Implementation of Modified Effective Butterfly Optimizer in Solving Multi-Objective Pareto Optimal Power Flow Problem with Renewable Uncertainties
Round 1
Reviewer 1 Report
Comments and Suggestions for Authors- The references cited are relatively outdated. There is no analysis of related studies in the past three years. In the review of the research status, the manuscript mainly lists different algorithms, without discussing the limitations of existing methods.
- The novelty of the paper is weak. Applying the Modified Effective Butterfly Optimizer to the multi-objective optimal power flow problem can only be considered as an application-level contribution, rather than a methodological innovation.
- The experimental design is limited. The study only uses the IEEE 30-bus system, which makes it difficult to demonstrate the applicability of the proposed method in more complex power systems.
- The experimental results seem to be based on a single run, and no statistical results are provided. In addition, it is not clear whether the compared algorithms are reproduced under the same conditions, which raises concerns about fairness. The paper also lacks commonly used multi-objective evaluation metrics, as well as comparisons in computational time and convergence speed, so the conclusion that the proposed method outperforms existing algorithms is not sufficiently supported.

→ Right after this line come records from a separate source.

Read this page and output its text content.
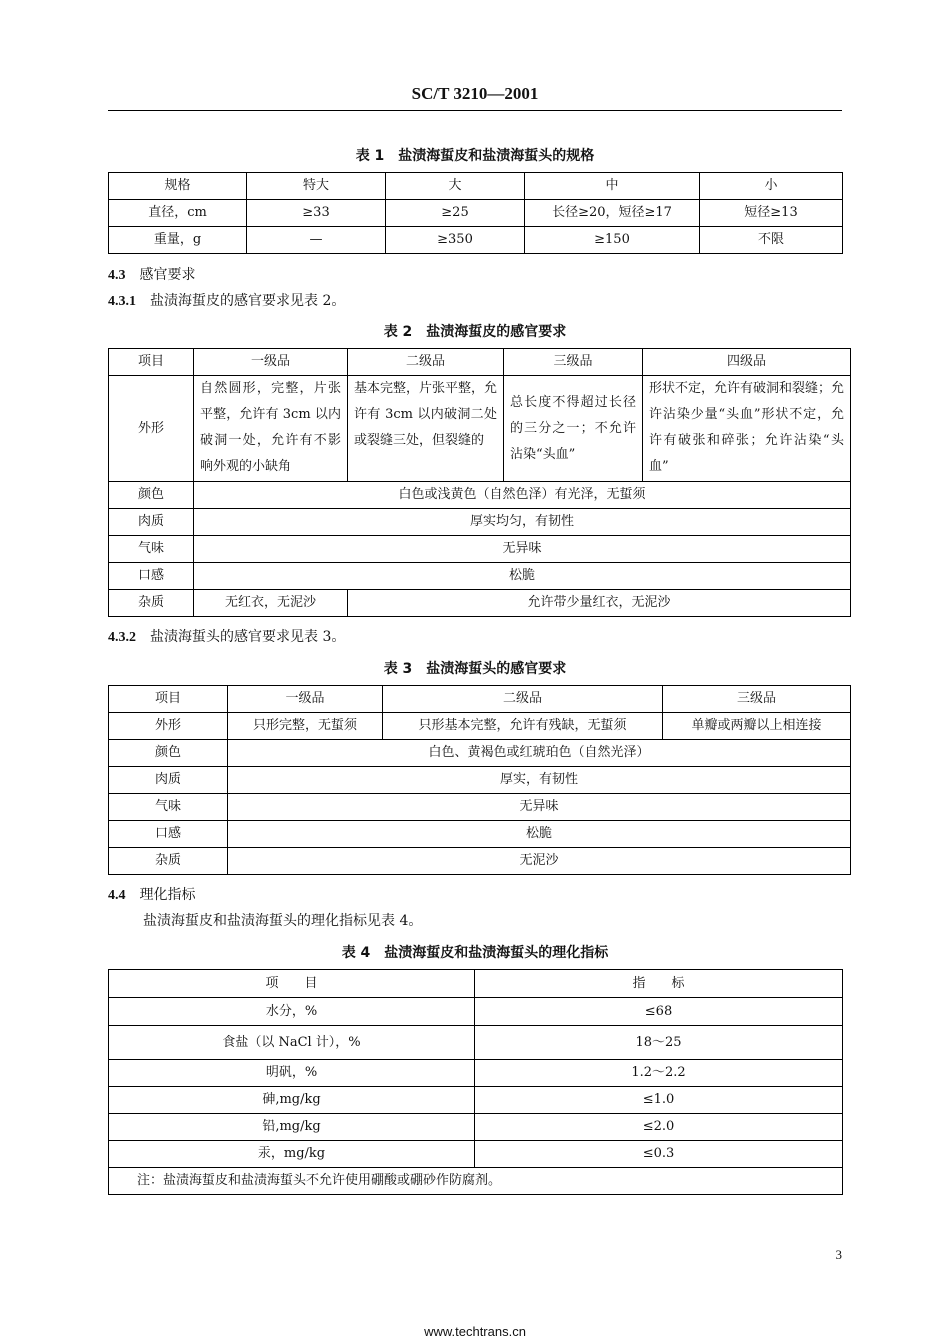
SC/T 3210—2001
表 1　盐渍海蜇皮和盐渍海蜇头的规格
规格	特大	大	中	小
直径，cm	≥33	≥25	长径≥20，短径≥17	短径≥13
重量，g	—	≥350	≥150	不限
4.3 感官要求
4.3.1 盐渍海蜇皮的感官要求见表 2。
表 2　盐渍海蜇皮的感官要求
项目	一级品	二级品	三级品	四级品
外形	自然圆形，完整，片张平整，允许有 3cm 以内破洞一处，允许有不影响外观的小缺角	基本完整，片张平整，允许有 3cm 以内破洞二处或裂缝三处，但裂缝的	总长度不得超过长径的三分之一；不允许沾染“头血”	形状不定，允许有破洞和裂缝；允许沾染少量“头血”形状不定，允许有破张和碎张；允许沾染“头血”
颜色	白色或浅黄色（自然色泽）有光泽，无蜇须			
肉质	厚实均匀，有韧性			
气味	无异味			
口感	松脆			
杂质	无红衣，无泥沙	允许带少量红衣，无泥沙		
4.3.2 盐渍海蜇头的感官要求见表 3。
表 3　盐渍海蜇头的感官要求
项目	一级品	二级品	三级品
外形	只形完整，无蜇须	只形基本完整，允许有残缺，无蜇须	单瓣或两瓣以上相连接
颜色	白色、黄褐色或红琥珀色（自然光泽）		
肉质	厚实，有韧性		
气味	无异味		
口感	松脆		
杂质	无泥沙		
4.4 理化指标
盐渍海蜇皮和盐渍海蜇头的理化指标见表 4。
表 4　盐渍海蜇皮和盐渍海蜇头的理化指标
项　　目	指　　标
水分，%	≤68
食盐（以 NaCl 计），%	18～25
明矾，%	1.2～2.2
砷,mg/kg	≤1.0
铅,mg/kg	≤2.0
汞，mg/kg	≤0.3
注：盐渍海蜇皮和盐渍海蜇头不允许使用硼酸或硼砂作防腐剂。	
3
www.techtrans.cn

I have no comments on the Quality of English Language.
Author Response
Please see the attachment.
Author Response File:
Author Response.pdf
Reviewer 2 Report
Comments and Suggestions for AuthorsThis paper proposes the use of the Modified Effective Butterfly Optimizer (MEBO) to solve the multi-objective optimal power flow (MOOPF) problem in power systems, where operational objectives such as generation cost, power losses, fuel emissions and voltage deviation must be optimized simultaneously under system constraints. Inspired by butterfly foraging behavior, MEBO enhances search efficiency through population reduction and parameter learning mechanisms. The method is tested on the IEEE 30-bus test system using four bi-objective scenarios (cost–loss, cost–voltage, cost–emission, and emission–loss), and the obtained Pareto-optimal solutions are compared with results from the literature. The findings indicate that MEBO outperforms most existing methods and represents a promising new approach for MOOPF applications. The paper is interesting and belongs to the category of studies that draw inspiration from the wisdom with which nature manages and solves complex problems. The manuscript includes a strong Introduction section, where the problem under investigation is clearly described, a comprehensive literature review is presented and the competing methods used later for comparative evaluation are properly identified. In addition, the contribution of the paper is explicitly highlighted, allowing the potential reader to clearly understand its novelty and relevance. As expected, the Authors begin with the mathematical formulation of the problem and the proposed model, and then proceed to the Numerical Results section, where they first perform the optimization process, compare the proposed method with alternative approaches, and finally present results and conclusions regarding the integration of RES. The paper concludes with a sufficiently detailed Conclusions section and is supported by a substantial and relevant list of references. In the Reviewer’s opinion, only a limited number of revisions are required before the paper can be accepted for publication (minor revision), and these are presented in the following list of Reviewer’s comments:
Section 1: In this Section, the Authors introduces their method and analyzes the present situation. At this Section, the Authors present other similar methods from the literature. They achieve to demonstrate their thorough literature study. At the end of the Section, the Authors give the main contribution of this paper. Section 1 does not need any changes.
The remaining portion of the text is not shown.